Saturday, 31 March 2012

Once Upon A Time...

'Once upon a time' is always a good start to a story. Apparently, it has been a stock phrase since around 1380. Usually, said stories end with 'and they lived happily ever after'.

Fairytales do always end in such an ideal manner. Good triumphs over evil, the baddy dies or gets locked away for a thousand years, the princes and princesses get married, a few fairies fly around and wave their magic wands and without fail, a moral flutters around with them.

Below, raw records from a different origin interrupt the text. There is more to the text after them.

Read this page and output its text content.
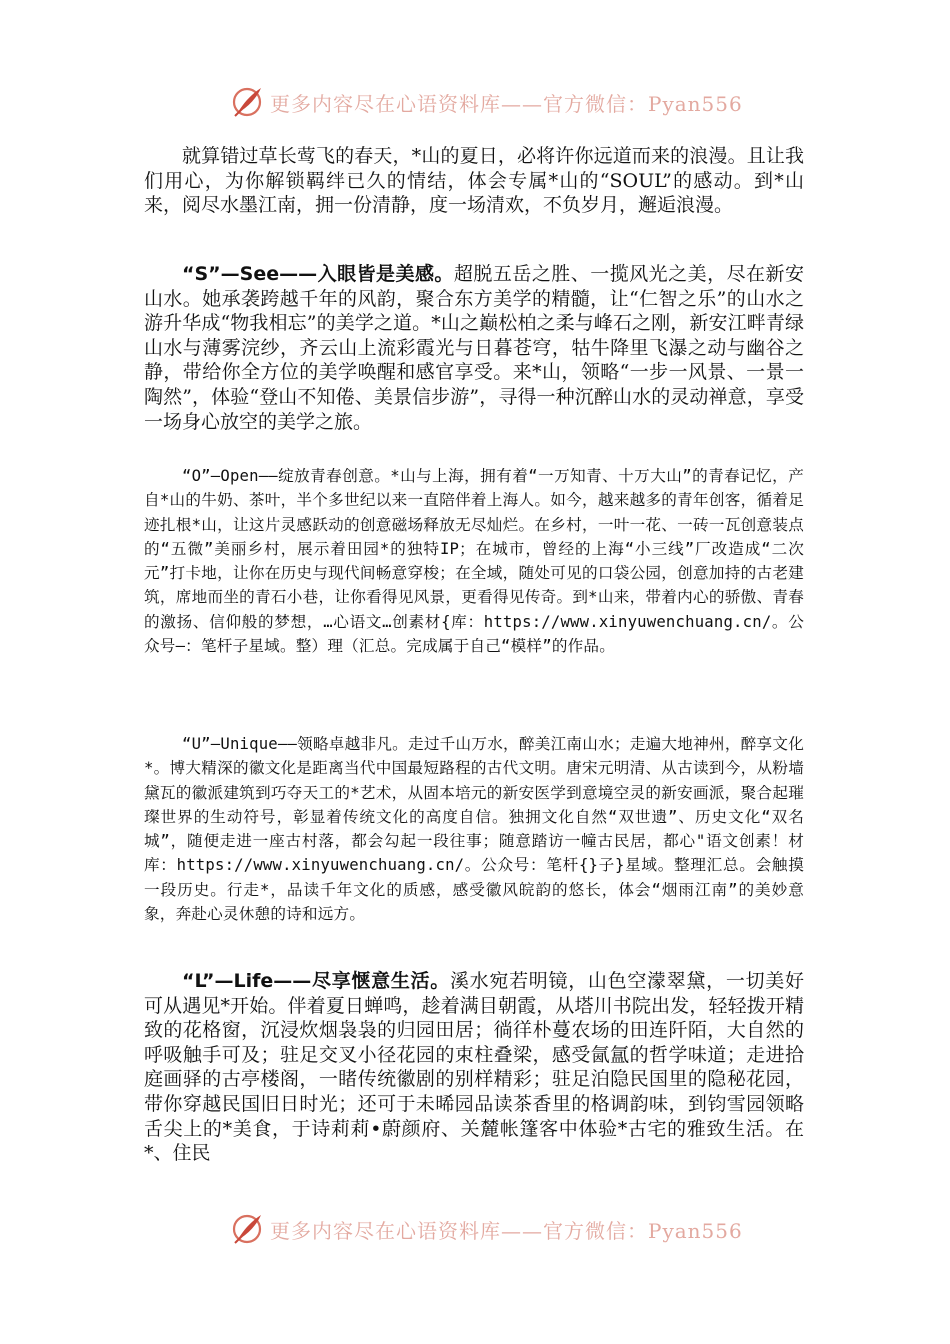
更多内容尽在心语资料库——官方微信：Pyan556

就算错过草长莺飞的春天，*山的夏日，必将许你远道而来的浪漫。且让我们用心，为你解锁羁绊已久的情结，体会专属*山的“SOUL”的感动。到*山来，阅尽水墨江南，拥一份清静，度一场清欢，不负岁月，邂逅浪漫。

“S”—See——入眼皆是美感。超脱五岳之胜、一揽风光之美，尽在新安山水。她承袭跨越千年的风韵，聚合东方美学的精髓，让“仁智之乐”的山水之游升华成“物我相忘”的美学之道。*山之巅松柏之柔与峰石之刚，新安江畔青绿山水与薄雾浣纱，齐云山上流彩霞光与日暮苍穹，牯牛降里飞瀑之动与幽谷之静，带给你全方位的美学唤醒和感官享受。来*山，领略“一步一风景、一景一陶然”，体验“登山不知倦、美景信步游”，寻得一种沉醉山水的灵动禅意，享受一场身心放空的美学之旅。

“O”—Open——绽放青春创意。*山与上海，拥有着“一万知青、十万大山”的青春记忆，产自*山的牛奶、茶叶，半个多世纪以来一直陪伴着上海人。如今，越来越多的青年创客，循着足迹扎根*山，让这片灵感跃动的创意磁场释放无尽灿烂。在乡村，一叶一花、一砖一瓦创意装点的“五微”美丽乡村，展示着田园*的独特IP；在城市，曾经的上海“小三线”厂改造成“二次元”打卡地，让你在历史与现代间畅意穿梭；在全域，随处可见的口袋公园，创意加持的古老建筑，席地而坐的青石小巷，让你看得见风景，更看得见传奇。到*山来，带着内心的骄傲、青春的激扬、信仰般的梦想，…心语文…创素材{库：https://www.xinyuwenchuang.cn/。公众号—：笔杆子星域。整）理（汇总。完成属于自己“模样”的作品。

“U”—Unique——领略卓越非凡。走过千山万水，醉美江南山水；走遍大地神州，醉享文化*。博大精深的徽文化是距离当代中国最短路程的古代文明。唐宋元明清、从古读到今，从粉墙黛瓦的徽派建筑到巧夺天工的*艺术，从固本培元的新安医学到意境空灵的新安画派，聚合起璀璨世界的生动符号，彰显着传统文化的高度自信。独拥文化自然“双世遗”、历史文化“双名城”，随便走进一座古村落，都会勾起一段往事；随意踏访一幢古民居，都心"语文创素！材库：https://www.xinyuwenchuang.cn/。公众号：笔杆{}子}星域。整理汇总。会触摸一段历史。行走*，品读千年文化的质感，感受徽风皖韵的悠长，体会“烟雨江南”的美妙意象，奔赴心灵休憩的诗和远方。

“L”—Life——尽享惬意生活。溪水宛若明镜，山色空濛翠黛，一切美好可从遇见*开始。伴着夏日蝉鸣，趁着满目朝霞，从塔川书院出发，轻轻拨开精致的花格窗，沉浸炊烟袅袅的归园田居；徜徉朴蔓农场的田连阡陌，大自然的呼吸触手可及；驻足交叉小径花园的束柱叠梁，感受氤氲的哲学味道；走进拾庭画驿的古亭楼阁，一睹传统徽剧的别样精彩；驻足泊隐民国里的隐秘花园，带你穿越民国旧日时光；还可于未晞园品读茶香里的格调韵味，到钧雪园领略舌尖上的*美食，于诗莉莉•蔚颜府、关麓帐篷客中体验*古宅的雅致生活。在*、住民

更多内容尽在心语资料库——官方微信：Pyan556
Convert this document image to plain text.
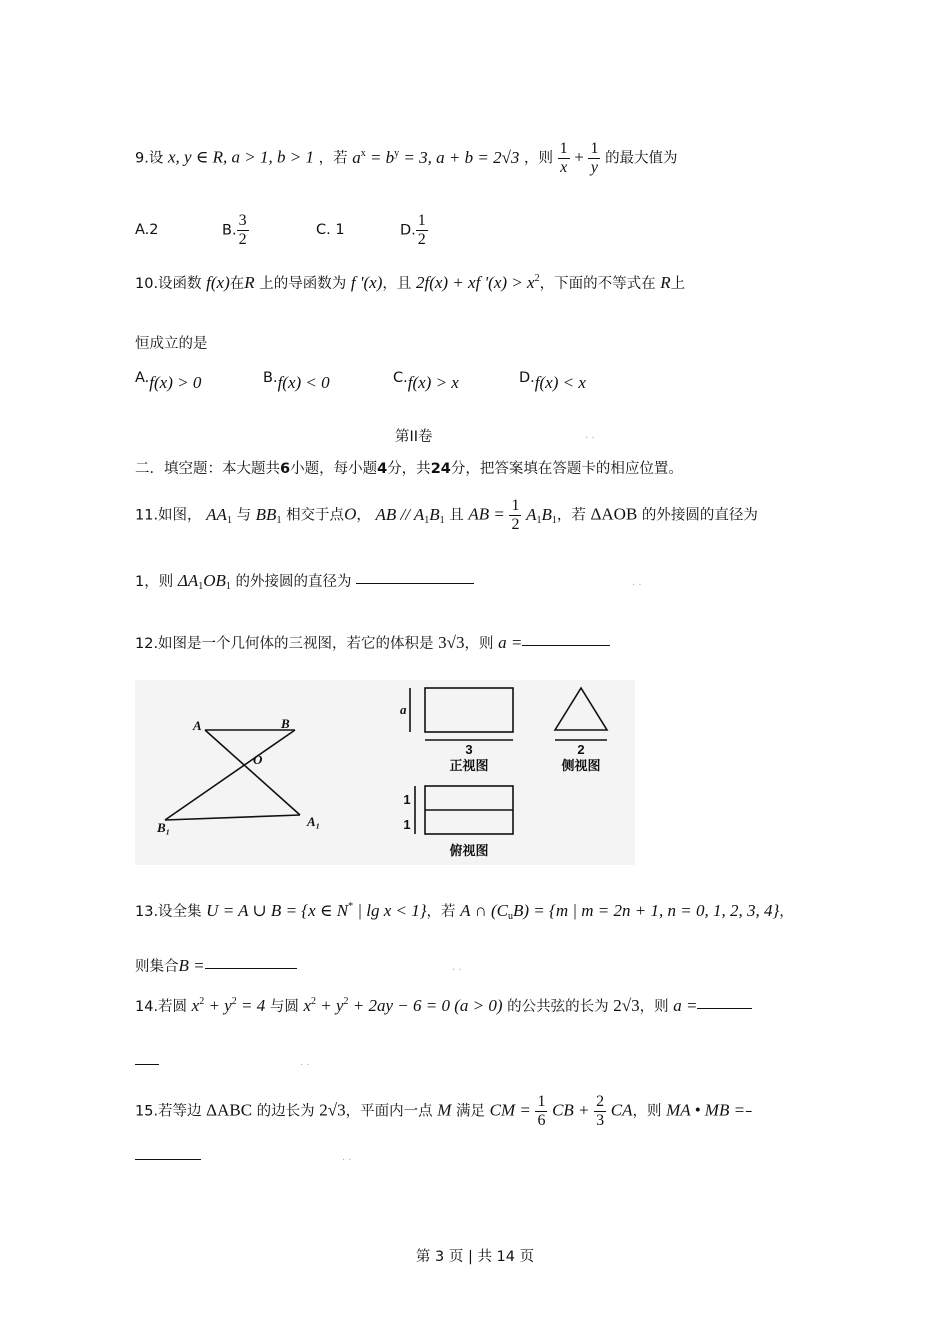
9.设 x, y ∈ R, a > 1, b > 1 ，若 $a^x = b^y = 3$, a + b = 2√3 ，则 $\frac{1}{x} + \frac{1}{y}$ 的最大值为
A.2	B. $\frac{3}{2}$	C. 1	D. $\frac{1}{2}$
10.设函数 f(x)在R 上的导函数为 f '(x)，且 2f(x) + xf '$(x) > x^2$，下面的不等式在 R上
恒成立的是
A.f(x) > 0	B.f(x) < 0	C.f(x) > x	D.f(x) < x
第II卷	. .
二．填空题：本大题共6小题，每小题4分，共24分，把答案填在答题卡的相应位置。
11.如图， $AA_1$ 与 $BB_1$ 相交于点O， AB // $A_1B_1$ 且 AB = $\frac{1}{2} A_1B_1$，若 ΔAOB 的外接圆的直径为
1，则 $\Delta A_1OB_1$ 的外接圆的直径为	. .
12.如图是一个几何体的三视图，若它的体积是 3√3，则 a =
A	B
O
B₁	A₁
a
3	2
1
1
正视图	侧视图
俯视图
13.设全集 U = A ∪ B = {x ∈ N* | lg x < 1}，若 A ∩ $(C_uB) = \{m$ | m = 2n + 1, n = 0, 1, 2, 3, 4}，
则集合B =	. .
14.若圆 $x^2 + y^2 = 4$ 与圆 $x^2 + y^2 + 2ay - 6 = 0$ (a > 0) 的公共弦的长为 2√3，则 a =
. .
15.若等边 ΔABC 的边长为 2√3，平面内一点 M 满足 CM = $\frac{1}{6}$ CB + $\frac{2}{3}$ CA，则 MA • MB =–
. .
第 3 页 | 共 14 页
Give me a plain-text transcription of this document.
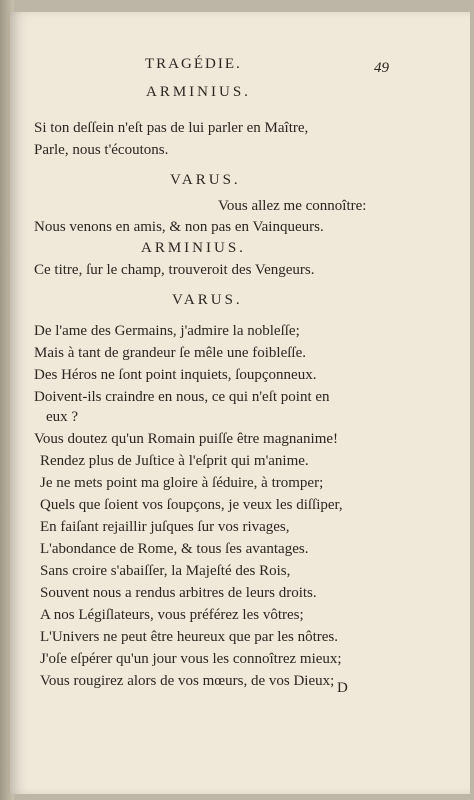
TRAGÉDIE.	49
ARMINIUS.
Si ton deſſein n'eſt pas de lui parler en Maître,
Parle, nous t'écoutons.
VARUS.
Vous allez me connoître:
Nous venons en amis, & non pas en Vainqueurs.
ARMINIUS.
Ce titre, ſur le champ, trouveroit des Vengeurs.
VARUS.
De l'ame des Germains, j'admire la nobleſſe;
Mais à tant de grandeur ſe mêle une foibleſſe.
Des Héros ne ſont point inquiets, ſoupçonneux.
Doivent-ils craindre en nous, ce qui n'eſt point en
eux ?
Vous doutez qu'un Romain puiſſe être magnanime!
Rendez plus de Juſtice à l'eſprit qui m'anime.
Je ne mets point ma gloire à ſéduire, à tromper;
Quels que ſoient vos ſoupçons, je veux les diſſiper,
En faiſant rejaillir juſques ſur vos rivages,
L'abondance de Rome, & tous ſes avantages.
Sans croire s'abaiſſer, la Majeſté des Rois,
Souvent nous a rendus arbitres de leurs droits.
A nos Légiſlateurs, vous préférez les vôtres;
L'Univers ne peut être heureux que par les nôtres.
J'oſe eſpérer qu'un jour vous les connoîtrez mieux;
Vous rougirez alors de vos mœurs, de vos Dieux; D
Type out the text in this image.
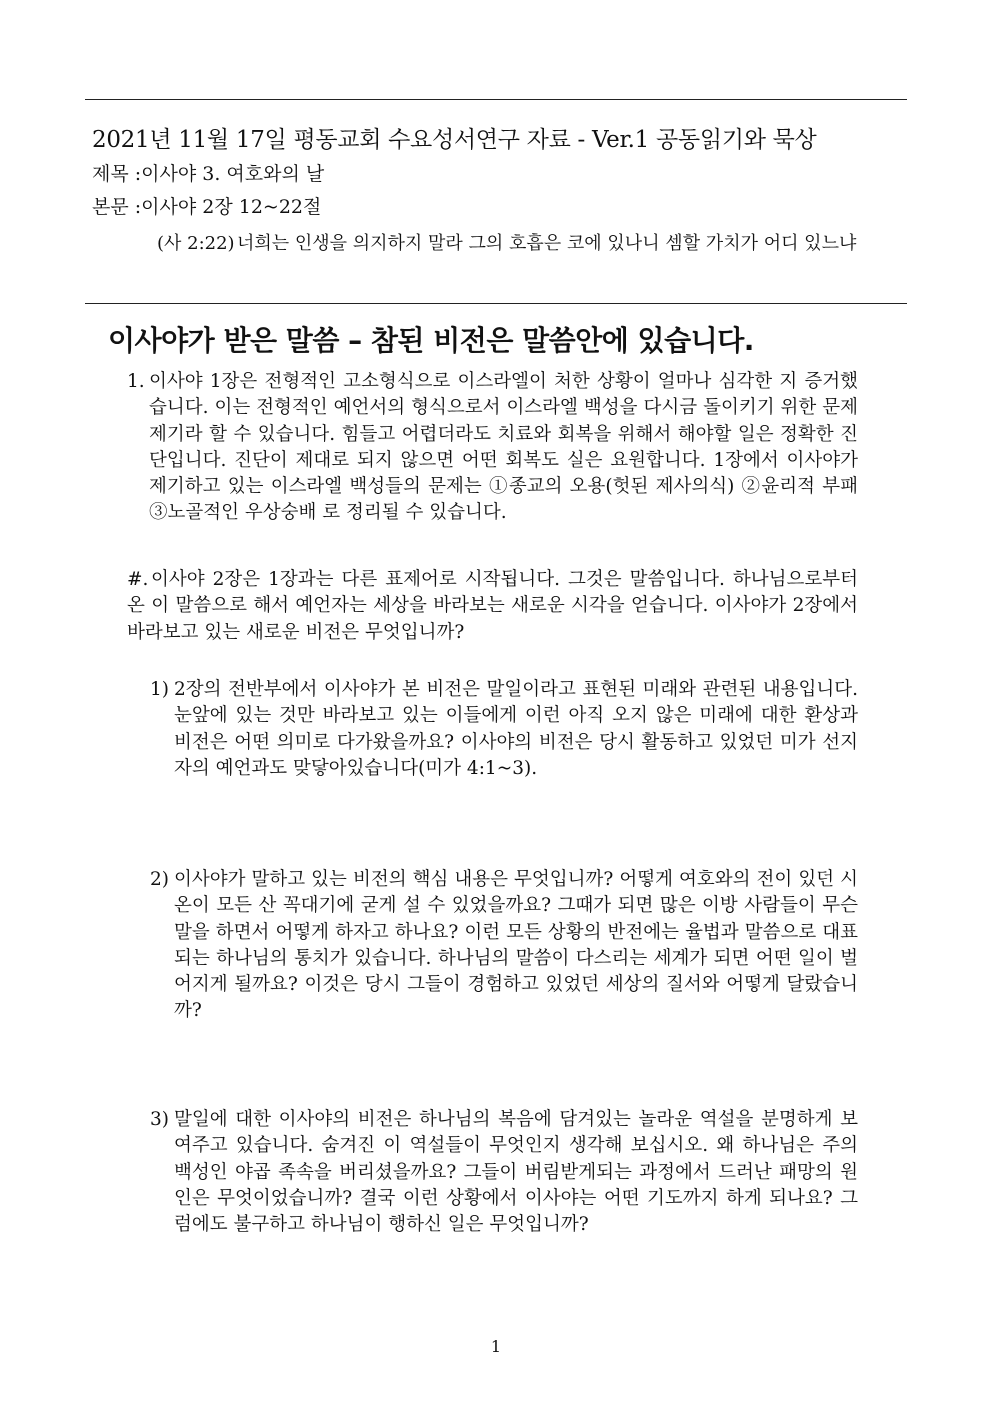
2021년 11월 17일 평동교회 수요성서연구 자료 - Ver.1 공동읽기와 묵상
제목 :이사야 3. 여호와의 날
본문 :이사야 2장 12~22절
(사 2:22) 너희는 인생을 의지하지 말라 그의 호흡은 코에 있나니 셈할 가치가 어디 있느냐
이사야가 받은 말씀 – 참된 비전은 말씀안에 있습니다.
1. 이사야 1장은 전형적인 고소형식으로 이스라엘이 처한 상황이 얼마나 심각한 지 증거했습니다. 이는 전형적인 예언서의 형식으로서 이스라엘 백성을 다시금 돌이키기 위한 문제제기라 할 수 있습니다. 힘들고 어렵더라도 치료와 회복을 위해서 해야할 일은 정확한 진단입니다. 진단이 제대로 되지 않으면 어떤 회복도 실은 요원합니다. 1장에서 이사야가 제기하고 있는 이스라엘 백성들의 문제는 ①종교의 오용(헛된 제사의식) ②윤리적 부패 ③노골적인 우상숭배 로 정리될 수 있습니다.
#. 이사야 2장은 1장과는 다른 표제어로 시작됩니다. 그것은 말씀입니다. 하나님으로부터 온 이 말씀으로 해서 예언자는 세상을 바라보는 새로운 시각을 얻습니다. 이사야가 2장에서 바라보고 있는 새로운 비전은 무엇입니까?
1) 2장의 전반부에서 이사야가 본 비전은 말일이라고 표현된 미래와 관련된 내용입니다. 눈앞에 있는 것만 바라보고 있는 이들에게 이런 아직 오지 않은 미래에 대한 환상과 비전은 어떤 의미로 다가왔을까요? 이사야의 비전은 당시 활동하고 있었던 미가 선지자의 예언과도 맞닿아있습니다(미가 4:1~3).
2) 이사야가 말하고 있는 비전의 핵심 내용은 무엇입니까? 어떻게 여호와의 전이 있던 시온이 모든 산 꼭대기에 굳게 설 수 있었을까요? 그때가 되면 많은 이방 사람들이 무슨 말을 하면서 어떻게 하자고 하나요? 이런 모든 상황의 반전에는 율법과 말씀으로 대표되는 하나님의 통치가 있습니다. 하나님의 말씀이 다스리는 세계가 되면 어떤 일이 벌어지게 될까요? 이것은 당시 그들이 경험하고 있었던 세상의 질서와 어떻게 달랐습니까?
3) 말일에 대한 이사야의 비전은 하나님의 복음에 담겨있는 놀라운 역설을 분명하게 보여주고 있습니다. 숨겨진 이 역설들이 무엇인지 생각해 보십시오. 왜 하나님은 주의 백성인 야곱 족속을 버리셨을까요? 그들이 버림받게되는 과정에서 드러난 패망의 원인은 무엇이었습니까? 결국 이런 상황에서 이사야는 어떤 기도까지 하게 되나요? 그럼에도 불구하고 하나님이 행하신 일은 무엇입니까?
1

Princesses are always very beautiful, have long golden hair* and sit in a tower waiting for a handsome prince (who appears to have come straight out of a l'Oreal advert) to come charging along on his noble white steed and rescue her, all the while swishing his glossy mane.**

If 'generic princess' had any of her wits about her, she might use her common sense and intelligence to get out of the tower herself. Quite frankly, she doesn't have much else to do and, some might say, she may be single-handedly responsible for causing inequality in the workplace. If a woman can't use her initiative to get out of a tower, what chance does she have in the City with excel spreadsheets and financial analysis and making cups of coffee and whatever else these banky types do?***

If 'generic prince' had any of his wits about him, he would get a hair cut, get a car with leather interiors (then 'generic princess' would have to wait less time, it would be far more comfortable on the journey homeward and furthermore, her hair wouldn't go frizzy in the rain), pop into the nearest clothes shop, dump his armour, (heavy, sweaty and likely to cause body odour) and get the good old polo-shirt, belt, jeans combo on.****

The baddies are always pot-ugly. Warts, pointy noses, cackles, naff clothes (that even C&A would have rejected) and no doubt a dollop of halitosis. My advice to 'generic baddy' would be to get an appointment at the orthodontist and/or dental hygienist, nip into Topshop for something in vogue on the high street, nip into Boots for some acne cream and maybe get some highlights and/or friends. Either that, or simply stop being a baddy, because magically when you do that, you become beautiful.

I am a bit traditional. I would very much like a prince on a cracking stallion (read big fuck-off swish car) to sweep me off my feet  (FYI I'm a size 5, just in case I lose my glass slipper on your stairs. I'd really hate for you to trawl across every house in London to find me*****), rescue me from a tower (um..the office?) and behave in an utterly chivalrous and gentleman-like manner (but not too goody-two-shoes: feel free to jump into the lake on a whim a la Mr Darcy). Said gentleman must open the door for me as a natural reflex, bestow jewels upon me, shower me with compliments (but look away to spare my blushes) and, last but not least, kiss my hand upon meeting me. He may also bow if he wishes. At the same time, I am also adamant that I will have a career and independence. Demanding? Moi?

Chivalry is dead. A phrase I hear a lot these days.

I assure you, it is not.

Only recently, a heavily tattooed man with a ginger beard, ear plugs, a satchel and a tall, skinny, extra shot, creme-brulee macchiato gave up his seat for me on the tube. Valiant and thoroughly unnecessary. As a young whipper-snapper who is neither pregnant, old or disabled, I had no more need for the chair than he did.

The conclusion is this: chivalry is well and truly alive on London transport.

I can safely say, this blog entry is absolutely random and irrelevant. I'm not sure what possessed me to write it. I better end it quickly and more importantly, conclusively...



And they lived happily ever after.******





*Although maybe that's artistic license and it's actually dirty blonde/rich mouse.
**The prince, not the horse. Although let us not discriminate. I don't doubt that the horse also has a very nice mane.
***I doubt the latter. That's probably a job for the intern.
****NB always a winner with me.
*****Bit odd that Cinderella story. Are we seriously meant to believe that nobody else in the Kingdom had the same size feet as her?
******Absolutely no idea who did. Again, decidedly irrelevant. I'll leave you to muse upon that. Just pretty damned good ending to a story.